Tuesday, September 27, 2016

The power of observation

One of the most powerful tools a writer has is the power of observation. Study who you’re writing about and then paint a picture for the reader using description to make the personality portrait come alive. Use descriptive visual cues to make the reader see the person you’re writing about.
Below are a few examples from different feature stories when the writer uses colorful descriptions to flesh out the subject:
No. 1

Vyola Ortner, 95, has strong opinions and few regrets.

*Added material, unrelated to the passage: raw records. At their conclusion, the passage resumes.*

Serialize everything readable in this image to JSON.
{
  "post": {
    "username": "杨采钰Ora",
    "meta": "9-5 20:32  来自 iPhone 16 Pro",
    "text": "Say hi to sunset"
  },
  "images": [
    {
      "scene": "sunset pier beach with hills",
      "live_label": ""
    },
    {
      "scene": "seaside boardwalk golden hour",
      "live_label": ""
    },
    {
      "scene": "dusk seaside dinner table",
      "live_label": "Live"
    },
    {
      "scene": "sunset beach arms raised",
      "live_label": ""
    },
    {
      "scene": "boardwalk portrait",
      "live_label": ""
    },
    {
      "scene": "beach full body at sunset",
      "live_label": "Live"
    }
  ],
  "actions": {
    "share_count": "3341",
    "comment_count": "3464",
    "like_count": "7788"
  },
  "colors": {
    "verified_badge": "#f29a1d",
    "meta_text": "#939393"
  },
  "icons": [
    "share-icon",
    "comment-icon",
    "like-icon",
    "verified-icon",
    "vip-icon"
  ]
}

She’s petite and spry, with cat-eye glasses and thinning auburn hair combed into a clip behind her head. Recently, at her Palm Springs home, she wore a lime-green jacket over an equally bright blouse. The shade matched almost exactly the color of her kitchen walls.

Ortner is the oldest living member of the Agua Caliente Band of Cahuilla Indians, an indigenous Southern California tribe with more than 450 members.

She chaired the tribal council during the turbulent 1950s, making regular trips to Washington, D.C. to secure the right for Caliente Band members to rent out land they owned for as long as 99 years.

No. 2

Richard Hudgins, barefoot on the driveway of the Durango house where he lives, inspects a newly acquired, junky 1986 Mitsubishi van that runs on propane.
It’s a hulking metal mass of gray, filled with odds and ends and a laughing hula Buddha jiggling on the dashboard.
Hudgins sees a potential “killer robot.”
The 68-year-old, known since his days with the U.S. Marines as “Hudge,” said he has transformed more than 30, but fewer than 50 old cars.
No. 3

A horseshoe-shaped scar near John Franco’s right ear covers an incision made during brain cancer surgery. Forty-seven staples in his skull gave shape to the scar resulting in Franco’s “Frankenstein look.”


More than five years later, Franco’s scar is hidden under a full head of hair. Today, there are no signs of Franco’s brain surgery even though he can still feel the titanium skulls in his skull.